Securities supplier of analytical software rose 13.3% to $ 387.9. The last time the company’s capitalization was at such high levels was in April 2022.

Mining companies Riot Blockchain and Marathon Digital Holdings gained 14.6% and 12.9%.

Recall, Circle CEO Jeremy Allaire predicted that the recent wave of applications for the launch of cryptocurrency spot ETFs based on digital gold will lead to regulatory approval.

South African regulator will require licenses from local crypto exchanges

The South African Financial Conduct Authority (FSCA) will require local exchanges to obtain licenses before the end of the year. It is reported by Bloomberg.

The application process began a few weeks ago and will last until November 30th. The FSCA has already received about 20 applications from local cryptocurrency companies.

“The use of cryptocurrency products can cause serious harm to financial market participants. Therefore, it makes sense for us to introduce a regulatory framework,” said FSCA Commissioner Unati Kamlana.
If exchanges continue to operate without proper documentation after the deadline, they face fines or shutdown.

South Africa will be the first country on the continent to require digital asset exchanges to obtain licenses. According to Kamlan, time will show the effectiveness of the measures taken.

ForkLog previously reported that South Africa-based cryptocurrency exchange VALR has closed a $50 million funding round.

In August last year, the Machankura SMS service was launched in South Africa. It allows you to transfer bitcoin without access to the Internet.

The British regulator called the date for the entry into force of the cryptocurrency advertising regime

The UK Financial Conduct Authority (FCA) has issued a warning to crypto industry participants about the need to comply with the regime for promotions, which will come into force on October 8, 2023.

The regulator recalled that violators may face criminal liability, including fines and a prison term of up to two years.

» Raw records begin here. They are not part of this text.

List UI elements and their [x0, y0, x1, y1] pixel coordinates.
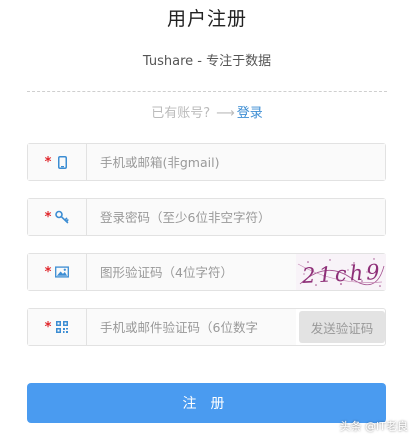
verify-code-input[interactable] — [87, 309, 296, 345]
captcha-input[interactable] — [87, 254, 296, 290]
account-input[interactable] — [87, 144, 385, 180]
send-code-button[interactable]: 发送验证码 — [299, 311, 385, 343]
password-input[interactable] — [87, 199, 385, 235]
login-prompt-text: 已有账号? — [151, 106, 211, 121]
password-field-group: * — [27, 198, 386, 236]
verify-code-field-addon: * — [28, 309, 87, 345]
verify-code-field-group: * 发送验证码 — [27, 308, 386, 346]
account-field-group: * — [27, 143, 386, 181]
captcha-field-addon: * — [28, 254, 87, 290]
login-link[interactable]: 登录 — [237, 106, 263, 121]
page-title: 用户注册 — [166, 8, 247, 30]
divider — [27, 91, 387, 92]
required-mark: * — [44, 319, 52, 335]
account-field-addon: * — [28, 144, 87, 180]
watermark-text: 头条 @IT老良 — [339, 420, 408, 433]
captcha-image[interactable]: 21ch9 — [296, 254, 386, 290]
captcha-image-text: 21ch9 — [301, 260, 384, 288]
captcha-field-group: * 21ch9 — [27, 253, 386, 291]
password-field-addon: * — [28, 199, 87, 235]
mobile-phone-icon — [55, 155, 69, 169]
login-prompt-row: 已有账号? ⟶ 登录 — [0, 102, 414, 121]
watermark: 头条 @IT老良 — [340, 418, 408, 434]
image-icon — [55, 265, 70, 279]
required-mark: * — [44, 154, 52, 170]
page-subtitle: Tushare - 专注于数据 — [142, 54, 272, 69]
key-icon — [55, 210, 70, 224]
required-mark: * — [44, 264, 52, 280]
required-mark: * — [44, 209, 52, 225]
qrcode-icon — [55, 320, 69, 334]
arrow-right-icon: ⟶ — [216, 106, 235, 121]
register-button[interactable]: 注册 — [27, 383, 386, 423]
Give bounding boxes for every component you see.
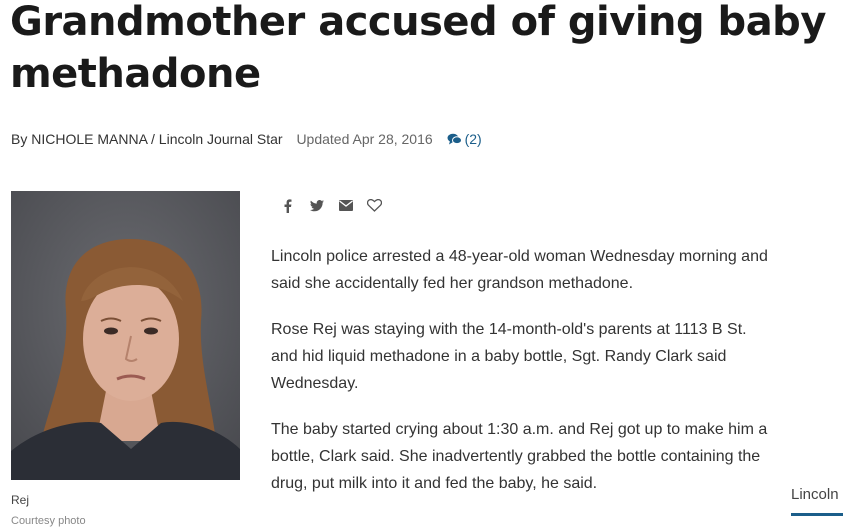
headline-line-2: methadone <box>10 51 261 97</box>
twitter-icon[interactable] <box>308 197 325 214</box>
author-link[interactable]: By NICHOLE MANNA / Lincoln Journal Star <box>11 131 283 147</box>
comments-icon <box>447 133 462 145</box>
article-paragraph: Rose Rej was staying with the 14-month-o… <box>271 321 747 392</box>
sidebar-underline <box>791 513 843 516</box>
byline: By NICHOLE MANNA / Lincoln Journal Star … <box>11 131 482 147</box>
comments-link[interactable]: (2) <box>447 131 482 147</box>
comments-count: (2) <box>464 131 482 147</box>
heart-icon[interactable] <box>366 197 383 214</box>
article-paragraph: Lincoln police arrested a 48-year-old wo… <box>271 248 768 292</box>
share-bar <box>279 197 383 214</box>
photo-caption: Rej <box>11 493 30 507</box>
mugshot-photo[interactable] <box>11 191 240 480</box>
mugshot-image <box>11 191 240 480</box>
email-icon[interactable] <box>337 197 354 214</box>
article-paragraph: The baby started crying about 1:30 a.m. … <box>271 421 768 492</box>
sidebar-link[interactable]: Lincoln <box>791 486 839 503</box>
headline: Grandmother accused of giving baby metha… <box>10 0 843 100</box>
updated-date: Updated Apr 28, 2016 <box>296 131 433 147</box>
photo-credit: Courtesy photo <box>11 515 86 527</box>
headline-line-1: Grandmother accused of giving baby <box>10 0 826 45</box>
article-body: Lincoln police arrested a 48-year-old wo… <box>271 243 771 516</box>
facebook-icon[interactable] <box>279 197 296 214</box>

For crypto companies, including those based abroad, the promotion will be legal if its organizer:

  • is an FCA-registered market participant;
  • received approval from a similar firm;
  • filed an application with the FCA Department of Money Laundering and Terrorist Financing;
  • complies with the exceptions provided for by the Financial Services and Markets Act.

Marketing campaigns in general must comply with the regime applicable to promoters of traditional finance services. It provides, among other things, “specific risk warnings” and the presence of safety features for inexperienced investors, such as a 24-hour “cooling off period”.

The FCA expects crypto companies to “clearly and clearly” inform consumers about their offers, as well as the termination of services.

Recall that in May, the UK authorities warned that, as part of the fight against fraud and cybercrime, they would ban cold calls used in the sale of financial products, including digital assets.